Y así debe de ser de mi historia, que tendrá necesidad de comento para
entenderla.
— Eso no —respondió Sansón—, porque es tan clara, que no hay cosa que
dificultar en ella: los niños la manosean, los mozos la leen, los hombres
la entienden y los viejos la celebran; y, finalmente, es tan trillada y tan
leída y tan sabida de todo género de gentes, que, apenas han visto algún
rocín flaco, cuando dicen: "allí va Rocinante". Y los que más se han dado a
su letura son los pajes: no hay antecámara de señor donde no se halle un
Don Quijote: unos le toman si otros le dejan; éstos le embisten y aquéllos
le piden. Finalmente, la tal historia es del más gustoso y menos
perjudicial entretenimiento que hasta agora se haya visto, porque en toda
ella no se descubre, ni por semejas, una palabra deshonesta ni un
pensamiento menos que católico.
— A escribir de otra suerte —dijo don Quijote—, no fuera escribir verdades,
sino mentiras; y los historiadores que de mentiras se valen habían de ser
quemados, como los que hacen moneda falsa; y no sé yo qué le movió al autor
a valerse de novelas y cuentos ajenos, habiendo tanto que escribir en los
míos: sin duda se debió de atener al refrán: "De paja y de heno...",
etcétera. Pues en verdad que en sólo manifestar mis pensamientos, mis
sospiros, mis lágrimas, mis buenos deseos y mis acometimientos pudiera
hacer un volumen mayor, o tan grande que el que pueden hacer todas las
obras del Tostado.

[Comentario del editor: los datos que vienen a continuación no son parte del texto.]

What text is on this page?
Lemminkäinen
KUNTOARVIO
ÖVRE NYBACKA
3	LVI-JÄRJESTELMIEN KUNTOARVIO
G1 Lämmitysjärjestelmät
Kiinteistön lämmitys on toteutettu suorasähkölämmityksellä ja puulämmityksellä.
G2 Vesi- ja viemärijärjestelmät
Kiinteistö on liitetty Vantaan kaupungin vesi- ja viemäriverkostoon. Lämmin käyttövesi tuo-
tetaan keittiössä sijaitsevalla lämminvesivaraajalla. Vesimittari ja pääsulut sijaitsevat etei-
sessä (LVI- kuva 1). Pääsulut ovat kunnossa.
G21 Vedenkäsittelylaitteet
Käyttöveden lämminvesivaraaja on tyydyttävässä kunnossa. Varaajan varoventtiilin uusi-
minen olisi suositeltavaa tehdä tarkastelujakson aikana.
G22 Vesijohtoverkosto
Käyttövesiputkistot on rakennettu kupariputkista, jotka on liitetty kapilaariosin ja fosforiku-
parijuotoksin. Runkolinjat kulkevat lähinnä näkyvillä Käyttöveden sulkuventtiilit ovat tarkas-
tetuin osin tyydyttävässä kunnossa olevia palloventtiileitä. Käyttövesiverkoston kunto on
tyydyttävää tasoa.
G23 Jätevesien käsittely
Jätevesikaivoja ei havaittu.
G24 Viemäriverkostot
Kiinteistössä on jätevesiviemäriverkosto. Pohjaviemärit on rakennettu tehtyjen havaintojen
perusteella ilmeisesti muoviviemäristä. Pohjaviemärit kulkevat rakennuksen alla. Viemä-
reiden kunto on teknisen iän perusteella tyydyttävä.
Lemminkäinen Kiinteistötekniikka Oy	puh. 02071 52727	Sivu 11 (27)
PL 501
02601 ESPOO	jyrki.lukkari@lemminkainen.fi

En efeto, lo que yo alcanzo, señor bachiller, es que
para componer historias y libros, de cualquier suerte que sean, es menester
un gran juicio y un maduro entendimiento. Decir gracias y escribir donaires
es de grandes ingenios: la más discreta figura de la comedia es la del
bobo, porque no lo ha de ser el que quiere dar a entender que es simple. La
historia es como cosa sagrada; porque ha de ser verdadera, y donde está la
verdad está Dios, en cuanto a verdad; pero, no obstante esto, hay algunos
que así componen y arrojan libros de sí como si fuesen buñuelos.
— No hay libro tan malo —dijo el bachiller— que no tenga algo bueno.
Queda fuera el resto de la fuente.